Naszedł mnie też pomysł (już tutaj w innym kontekście zgłaszany), że zamiast budować "serię" "małych korwet", "korwet patrolowych", "korwet kieszonkowych" (to jest najlepsze

), nie byłoby lepiej budować następne Gawrony, tylko odchudzone do wersji OPV, czyli bez (lub ze zubożonym) ZSW, turbiny gazowej i rakiet. Takie okręty mogłyby nie być wiele droższe od tych mitycznych 200 mln. zł, a dawałyby szansę w późniejszym czasie na doposażenie i przeklasyfikowanie na "pełne" korwety. Przede wszystkim mamy projekt, do którego zmiany możemy wnieść sami (no chyba, że umowa z Niemcami tego zabrania), opanowaną technologię, gotowe oprzyrządowanie i jeszcze ludzi z doświadczeniem.
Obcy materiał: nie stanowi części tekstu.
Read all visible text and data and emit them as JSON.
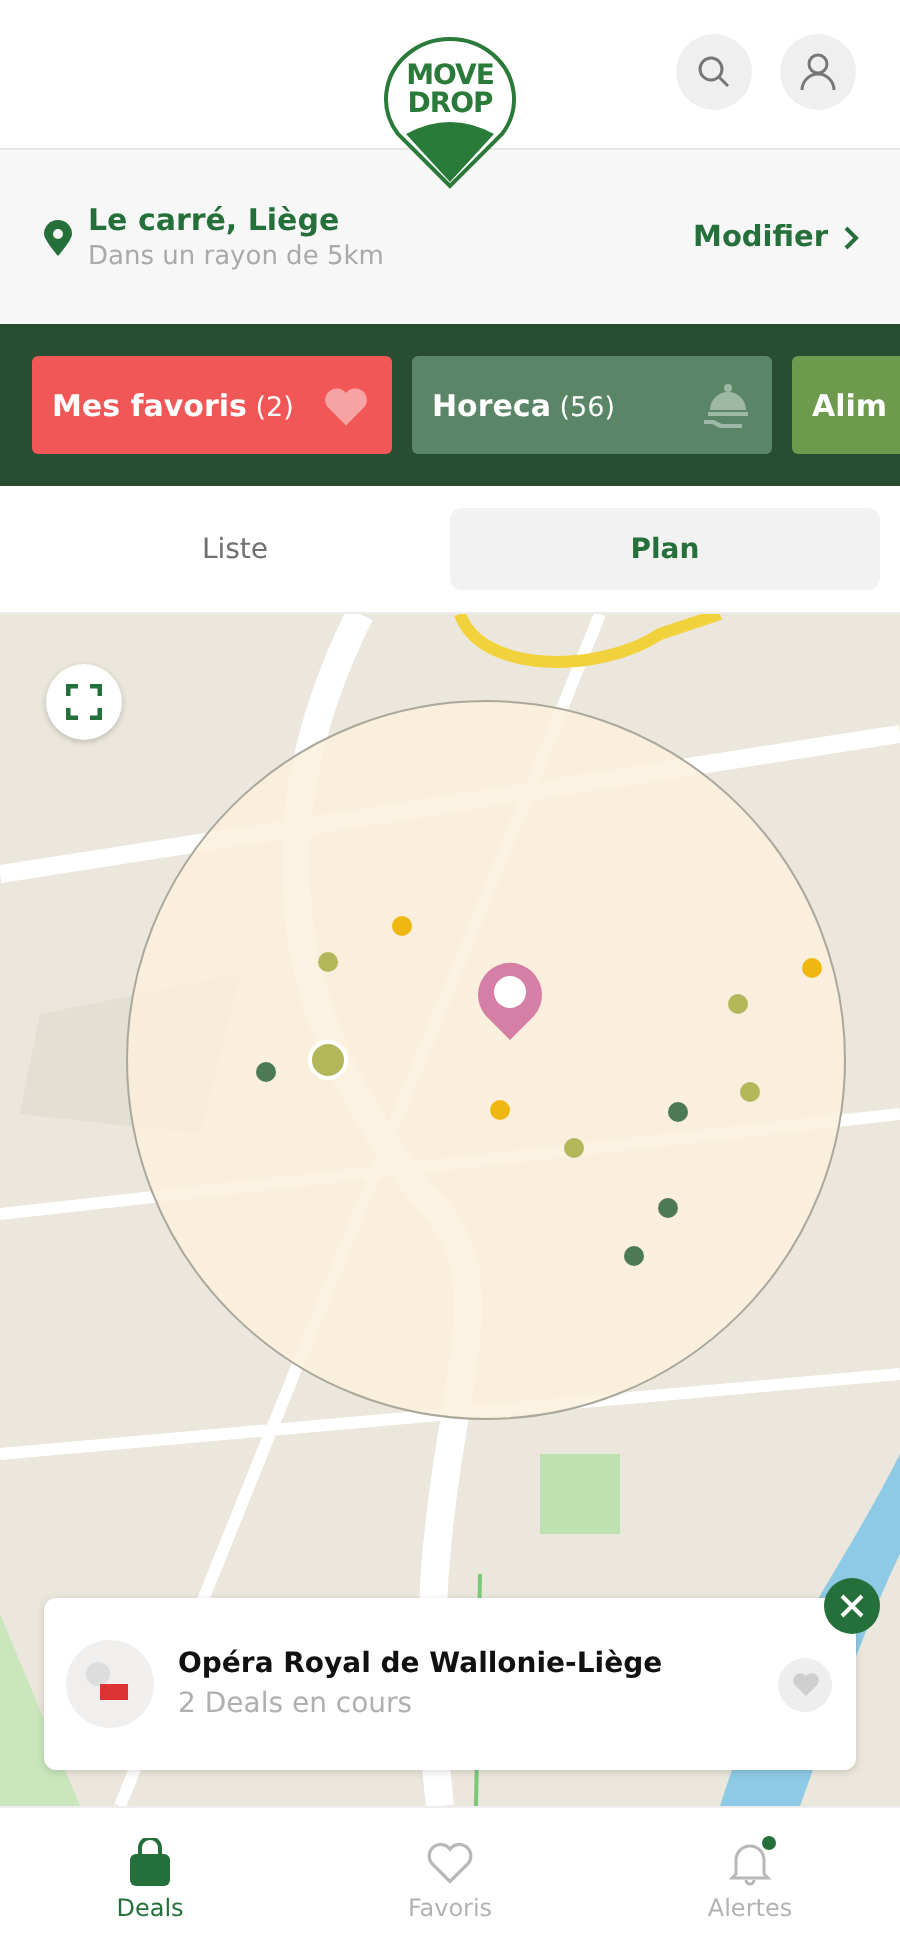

Co zaś się tyczy tych okrętów "po 200 mln. zł" to musimy zakupić projekt (przetarg?), zlecić budowę (kolejny przetarg) i zapewnić finansowanie na kilka jednostek, żeby zejść z kosztami, bo jak nie to będzie kolejny Gawron, tyle że mniejszy, choć nie koniecznie tańszy.
Proszę o opinie.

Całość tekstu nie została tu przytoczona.